Indifférence criminelle

Pour la première fois depuis le début de la pandémie Covid-19 en mars 2020, notre rédaction a été atteinte de plein fouet par ce virus cette semaine. Ce qui nous a contraint de modifier légèrement notre pagination, en comptant sur l’indulgence de nos lecteurs. Ce qui nous interpelle cependant, c’est la montée en flèche du nombre de cas de contamination et le nombre fulgurant de morts. Officiellement, il y en a eu 156 depuis mars 2021. Un chiffre qu’on sait nettement supérieur si l’on prend en compte, outre une manipulation révoltante et honteuse de ces statistiques, les décès attribués aux comorbidités et possiblement d’autres qui ne sont pas répertoriés par les autorités. Pour une fois d’ailleurs, le ‘Deputy Prime Minister’ Steve Obeegadoo a vu juste. « Il y a trop de décès […] même vaccinés, il y a des patients qui meurent », a-t-il concédé.

Mais que font justement les autorités pour pallier à la situation ? La vaccination est un « game changer », martèle sans arrêt le ministre de la Santé Kailesh Jagutpal. Ce qu’il ne dit pas, c’est que le variant Delta attaque et tue les personnes âgées comme les jeunes, vaccinés ou pas. Le mécanisme qu’il a pris en place est clairement dysfonctionnel, rendant la situation hors contrôle. Il faudra donc rehausser et redoubler de vigilance pour freiner les contaminations grandissantes. Outre la préservation des vies humaines, la reprise de nos activités économiques, dont le tourisme, dépend énormément de la gestion de la pandémie. Des infections en hausse la paralyseront automatiquement. D’où l’urgente nécessité de revoir la gestion et le traitement de la Covid-19 avant que notre pays, notre économie et nos ressources humaines, ne s’écroulent sous le lourds poids de ce virus mortel.

Les dysfonctionnements sont nombreux, mais pas inconnus des autorités puisque des patients, des proches de victimes et des professionnels de santé d’ici et d’ailleurs ne cessent de les énumérer. L’entêtement des autorités nous mène clairement vers une situation explosive. Pourtant, elles auraient pu choisir d’ouvrir grand leurs oreilles et de prendre les taureaux par les cornes pour l’assainir. Mais elles s’obstinent à camper sur leur position, laissant entrevoir une indifférence criminelle face à la mort angoissante de nos compatriotes en auto-isolement devant l’impuissance de leurs proches, choqués, perturbés, affligés, par autant de cruauté, leurs appels à l’aide aux autorités restant souvent vains. Qui poursuivra le gouvernement pour non-assistance à personne en danger ?

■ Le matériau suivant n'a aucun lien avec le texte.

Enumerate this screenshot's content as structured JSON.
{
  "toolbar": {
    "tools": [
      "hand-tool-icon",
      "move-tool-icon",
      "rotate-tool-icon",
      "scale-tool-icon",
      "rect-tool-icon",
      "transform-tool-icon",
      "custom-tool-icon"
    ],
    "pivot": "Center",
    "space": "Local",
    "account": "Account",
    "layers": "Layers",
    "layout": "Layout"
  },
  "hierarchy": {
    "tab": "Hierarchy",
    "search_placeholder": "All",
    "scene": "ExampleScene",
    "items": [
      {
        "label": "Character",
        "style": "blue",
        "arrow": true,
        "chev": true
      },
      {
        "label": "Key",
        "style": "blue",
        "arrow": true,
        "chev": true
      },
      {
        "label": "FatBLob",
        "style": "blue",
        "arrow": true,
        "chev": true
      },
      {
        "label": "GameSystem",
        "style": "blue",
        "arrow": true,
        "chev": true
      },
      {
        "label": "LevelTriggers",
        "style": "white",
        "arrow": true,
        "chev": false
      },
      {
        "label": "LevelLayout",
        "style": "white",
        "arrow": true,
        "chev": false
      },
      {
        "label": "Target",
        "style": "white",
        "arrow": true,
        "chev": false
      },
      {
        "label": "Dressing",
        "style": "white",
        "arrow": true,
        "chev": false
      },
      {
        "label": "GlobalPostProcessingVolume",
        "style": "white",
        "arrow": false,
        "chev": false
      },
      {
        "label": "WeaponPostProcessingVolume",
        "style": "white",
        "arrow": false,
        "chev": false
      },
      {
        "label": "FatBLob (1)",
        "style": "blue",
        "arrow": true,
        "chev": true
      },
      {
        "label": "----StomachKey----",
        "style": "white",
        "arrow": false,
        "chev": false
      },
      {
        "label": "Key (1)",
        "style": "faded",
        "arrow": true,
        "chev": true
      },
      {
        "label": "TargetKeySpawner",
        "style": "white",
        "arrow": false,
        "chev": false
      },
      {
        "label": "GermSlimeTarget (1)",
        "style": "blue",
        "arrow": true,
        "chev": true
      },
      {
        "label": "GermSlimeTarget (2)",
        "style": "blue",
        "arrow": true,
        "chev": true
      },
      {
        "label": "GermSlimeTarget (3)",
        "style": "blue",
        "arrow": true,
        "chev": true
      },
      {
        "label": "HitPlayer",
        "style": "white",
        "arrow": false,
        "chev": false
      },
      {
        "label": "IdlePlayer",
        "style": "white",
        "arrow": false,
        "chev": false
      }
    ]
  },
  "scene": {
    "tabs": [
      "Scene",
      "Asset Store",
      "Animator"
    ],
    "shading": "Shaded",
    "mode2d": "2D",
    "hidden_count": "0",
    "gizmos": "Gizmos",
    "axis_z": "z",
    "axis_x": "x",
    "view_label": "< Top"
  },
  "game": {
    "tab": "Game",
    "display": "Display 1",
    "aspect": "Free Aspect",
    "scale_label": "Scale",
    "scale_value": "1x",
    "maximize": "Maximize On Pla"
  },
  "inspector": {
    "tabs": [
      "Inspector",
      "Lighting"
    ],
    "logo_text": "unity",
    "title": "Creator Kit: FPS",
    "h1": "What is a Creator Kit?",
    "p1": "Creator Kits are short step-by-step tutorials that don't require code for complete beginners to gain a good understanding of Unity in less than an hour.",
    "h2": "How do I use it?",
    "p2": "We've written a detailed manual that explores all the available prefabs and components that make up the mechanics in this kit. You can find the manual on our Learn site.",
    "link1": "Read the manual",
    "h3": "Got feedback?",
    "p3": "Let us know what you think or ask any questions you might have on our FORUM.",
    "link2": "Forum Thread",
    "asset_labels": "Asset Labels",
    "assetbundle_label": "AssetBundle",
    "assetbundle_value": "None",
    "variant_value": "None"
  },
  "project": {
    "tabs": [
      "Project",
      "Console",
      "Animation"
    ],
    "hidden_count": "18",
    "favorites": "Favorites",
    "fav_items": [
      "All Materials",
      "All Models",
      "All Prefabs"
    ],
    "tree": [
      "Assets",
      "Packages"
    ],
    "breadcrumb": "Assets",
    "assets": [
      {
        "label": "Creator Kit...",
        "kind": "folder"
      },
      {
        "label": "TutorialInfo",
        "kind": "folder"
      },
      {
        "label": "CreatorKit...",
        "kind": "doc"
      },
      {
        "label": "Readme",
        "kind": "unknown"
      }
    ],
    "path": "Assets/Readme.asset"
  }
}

Pendant ce temps, le Premier ministre s’amuse à cracher son venin, lors de chacune de ses sorties en marge de la fête Divali, sur une section de la presse qu’il qualifie d’antipatriote. Pravind Jugnauth est-il, lui, un patriote ? En tant que chef du gouvernement et président du ‘National Covid-19 Committee’, que fait-il pour améliorer la gestion de la Covid-19 qui aurait dû être sa plus grande priorité du moment ? Que fait-il pour améliorer le traitement prodigué à l’hôpital ENT ? Que fait-il pour soulager la détresse des patients positifs en auto-isolement ? Quelle mesure prend-il pour revoir le mécanisme de la ‘Domiciliary Monitoring Unit’ (DMU) qui est jusqu’ici clairement dysfonctionnel ? Recrute-t-il davantage de personnel médical et paramédical pour renforcer les capacités de prise en charge dans nos hôpitaux ? Peut-il nous dire si le nécessaire a été fait pour équiper nos établissements hospitaliers par ces moments éprouvants, surtout quand un manque d’ambulances, entre autres, est décrié ?

Le Premier ministre n’a sans doute pas pu prendre connaissance de la mort tragique de la jeune femme de 22 ans, atteinte de Covid-19, hier, puisqu’il a dû mettre le cap sur Glasgow pour participer à la COP26 (ironique à la lumière de l’‘Offshore Petroleum Bill’ présenté au Parlement mardi). Pour qu’on minimise le nombre de décès affligeants liés à la Covid-19, on espère sincèrement qu’à son retour au pays, Pravind Jugnauth, en bon patriote et Premier ministre, se penchera sérieusement sur la mise en place d’un nouveau protocole, soutenu par une équipe médicale et paramédicale élargie et d’équipements suffisants au lieu de gaspiller inutilement ses énergies. Faire la leçon sur le patriotisme est une chose. Mais l’adopter est une autre.